An artificial intelligence performing experiments using a synthesis robot discovered what could be the most generic conditions for cross-coupling reactions from a pool of thousands of possible combinations. The AI-created reaction more than doubled the average yield in 20 delicate cross-couplings compared to baseline conditions.
Reaction conditions that work for compounds of different shapes, sizes and functional groups are “essential for automating the synthesis of small molecules, which in turn is essential for democratizing molecular innovation”, says the head of the Martin Burke study from the University of Illinois at Urbana-Champaign, USA. In 2009, Burke’s team created a version of the Suzuki-Miyaura cross-coupling that combines chloroarenes and NOT-methyliminodiacetic acid boronates (Mida).
The team then turned to AI to adapt the reaction to work for the widest possible range of substrates. They asked him to scour the literature and find the most generic reaction conditions among an almost infinite number of catalyst, ligand, temperature, and base combinations. Yet, rather than finding new general terms, the algorithm would only “discover” terms that are already the most popular. One reason, Burke explains, is that “the literature is remarkably deficient in negative data. Nobody publishes what does not work. But algorithms need both good and bad examples to learn.
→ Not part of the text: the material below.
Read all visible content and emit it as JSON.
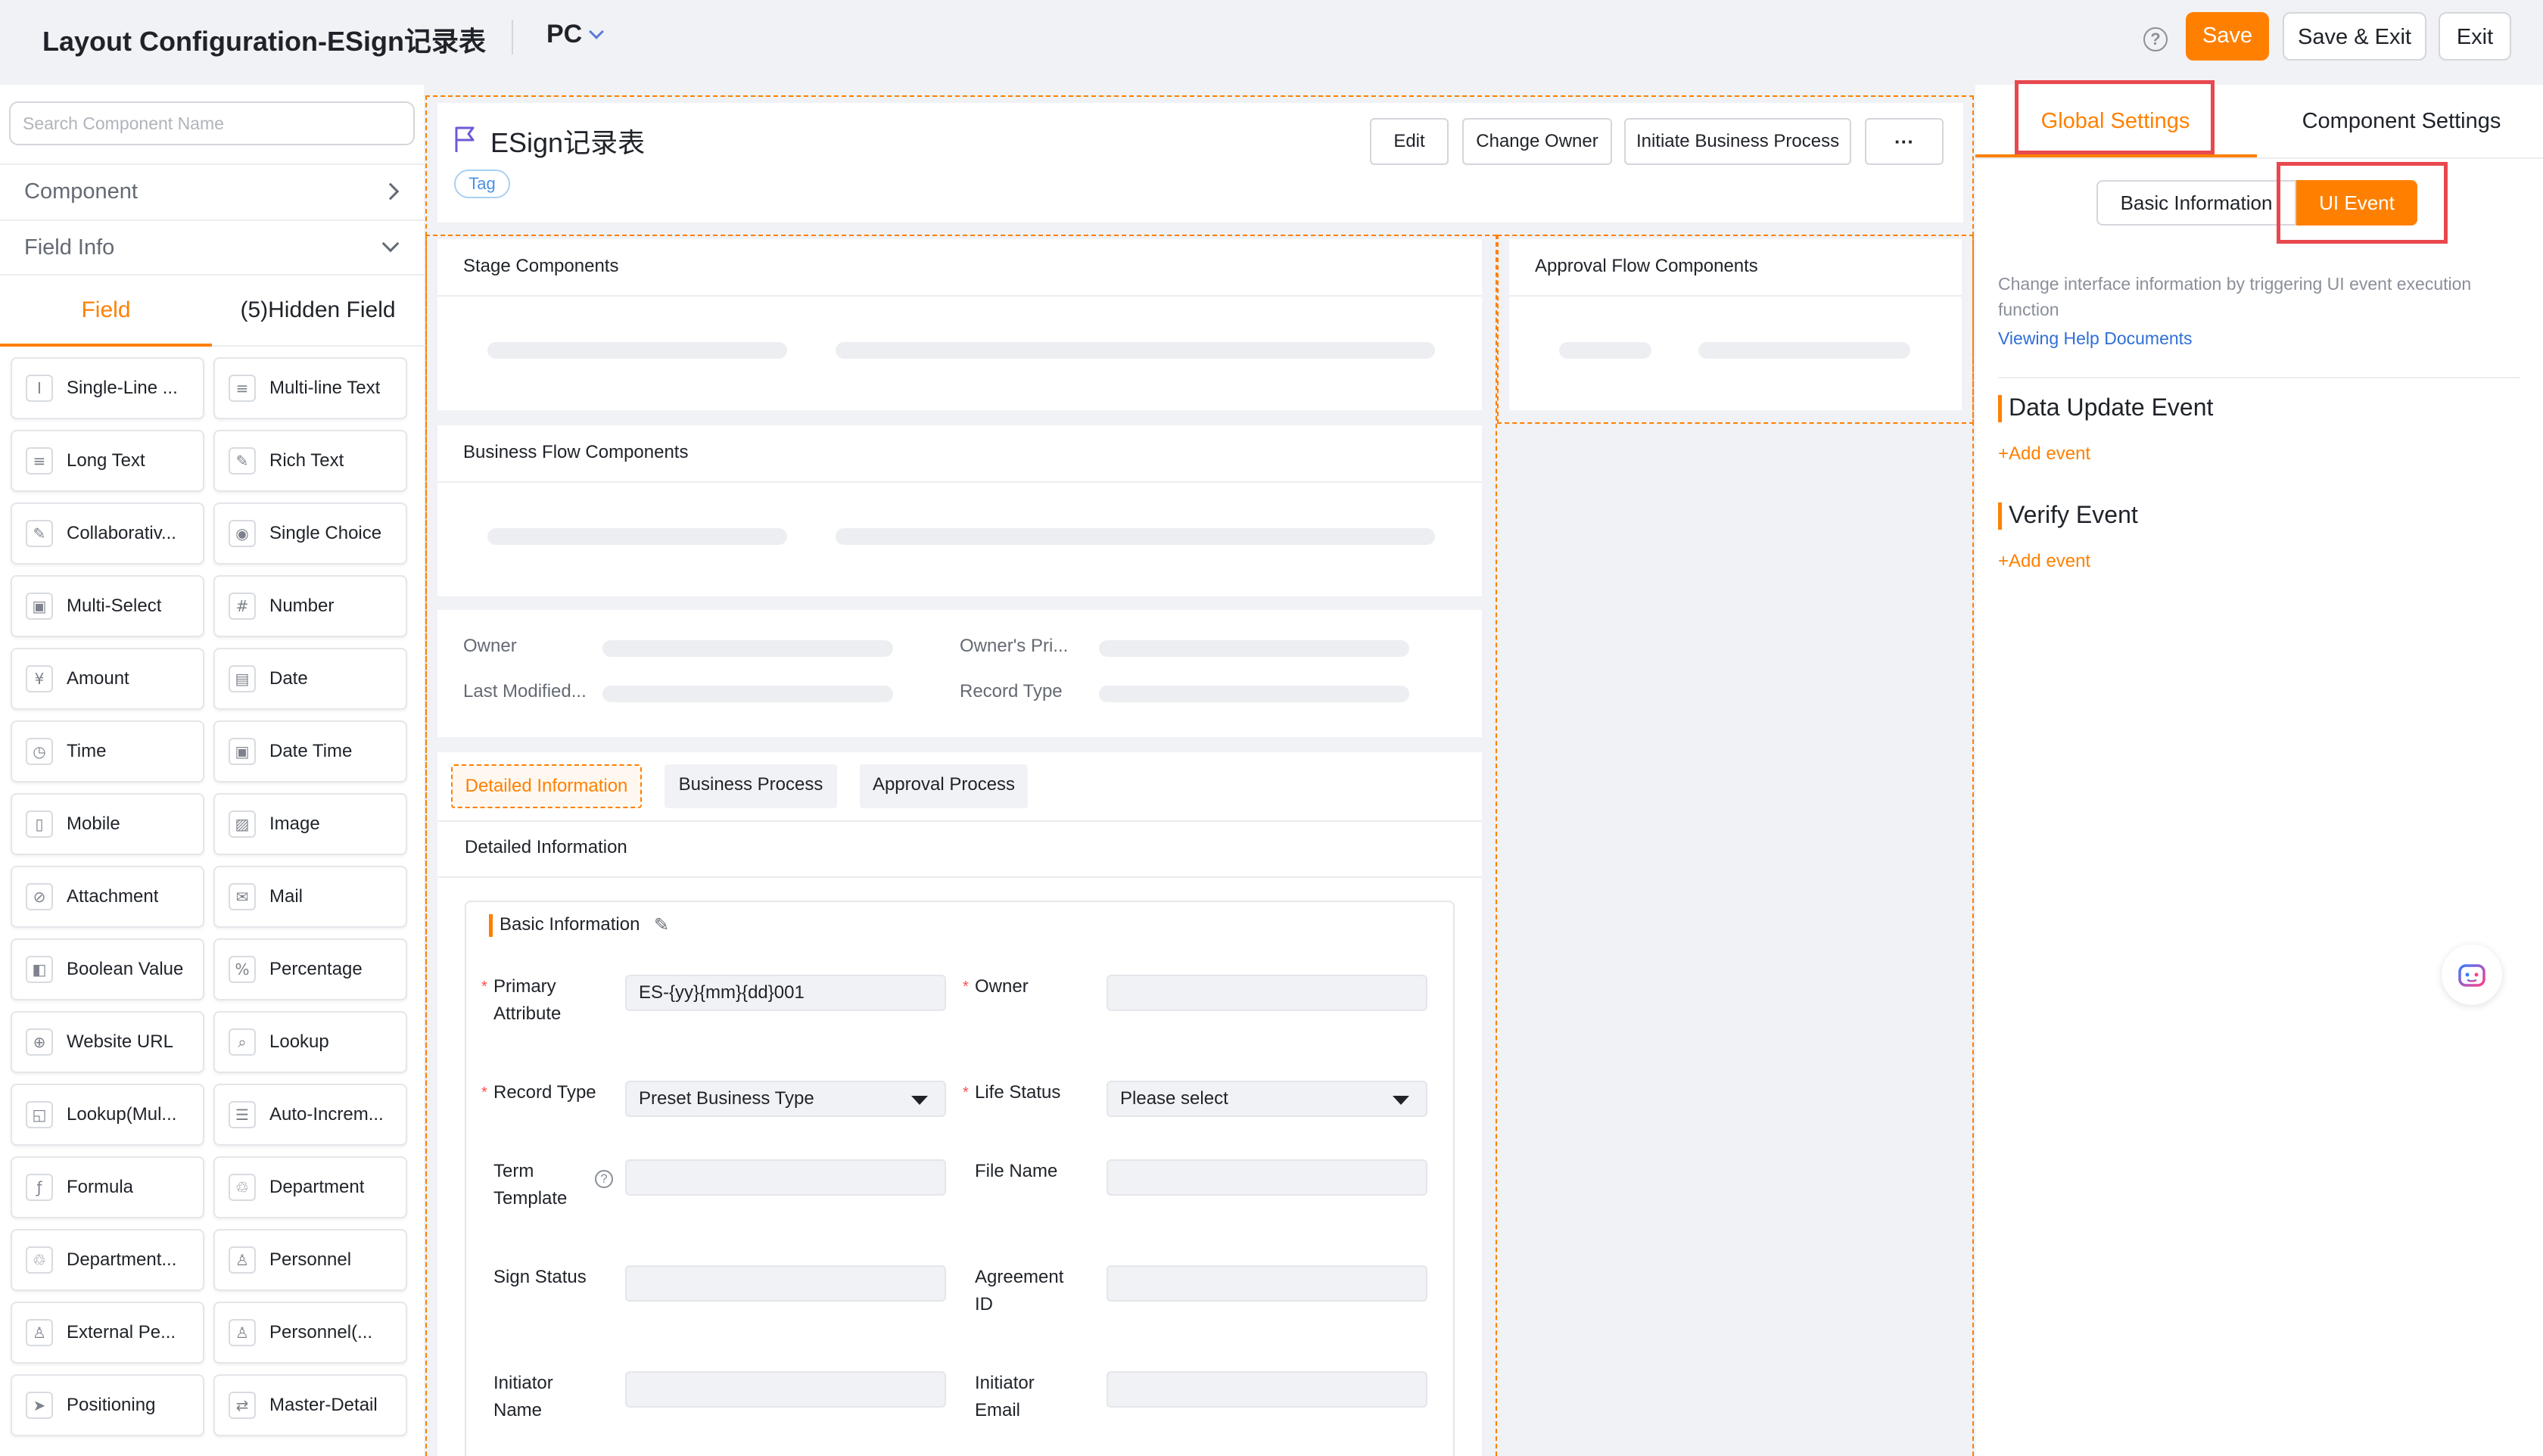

Now the teams of Bartosz Grzybowski at the Polish Academy of Sciences and Alán Aspuru-Guzik at the University of Toronto, Canada, along with Burke and his colleagues have combined AI and robotic experimentation to solve the generality problem without biased data from the literature. First, clustering analysis selected 22 coupling partners that would represent the chemical space of 5400 commercial aryl halides and 54 boronates from Mida. Then the team let the AI lose the data. “We didn’t make any decisions once we had it in place,” Burke says.
Over several months, the AI went through five rounds of design experiments, running them on the synthesis robot and evaluating the results. “The algorithm wasn’t set up necessarily to try to find the best conditions, it was trying to minimize uncertainty,” says Burke. For this, the AI ran a surprisingly high number of low-yielding reactions – around 100.
The conditions proposed by the algorithm do not seem very different from those of Burke’s 2009 article: 100°C instead of 60°C, sodium instead of potassium carbonate and a slightly different phosphine ligand for the catalyst palladium. However, in 20 cross-couplings of heteroarenes, the average yield more than doubled, from 21% to 46%. The speed and precision of the AI ”was very humble and inspiring, but also shocking and disturbing at the same time,” says Burke.
“It’s ideal for parallel medicinal chemistry, for example in high-throughput labs where they use automation to create compound libraries,” says Cayetana Zárate, who works in process development at Janssen Pharmaceuticals. However, she points out that the chemical space examined by the team lacked molecules with pharmaceutically relevant substituents such as halogens and aliphatic amines.
If similar AI could optimize conditions for a particular reaction, it could dramatically speed up the development of labor-intensive processes, Zárate says. After all, the Suzuki-Miyaura cross-coupling is “probably one of the reactions where we invest the most time in screening.”
Burke says he now wants their AI setup to search for molecules that have specific functions, such as materials in solar cells. “In chemistry, we tend to focus on structure. To me, what’s so exciting about this closed-loop engine, [is] it’s an opportunity for us to pivot to a function-driven approach.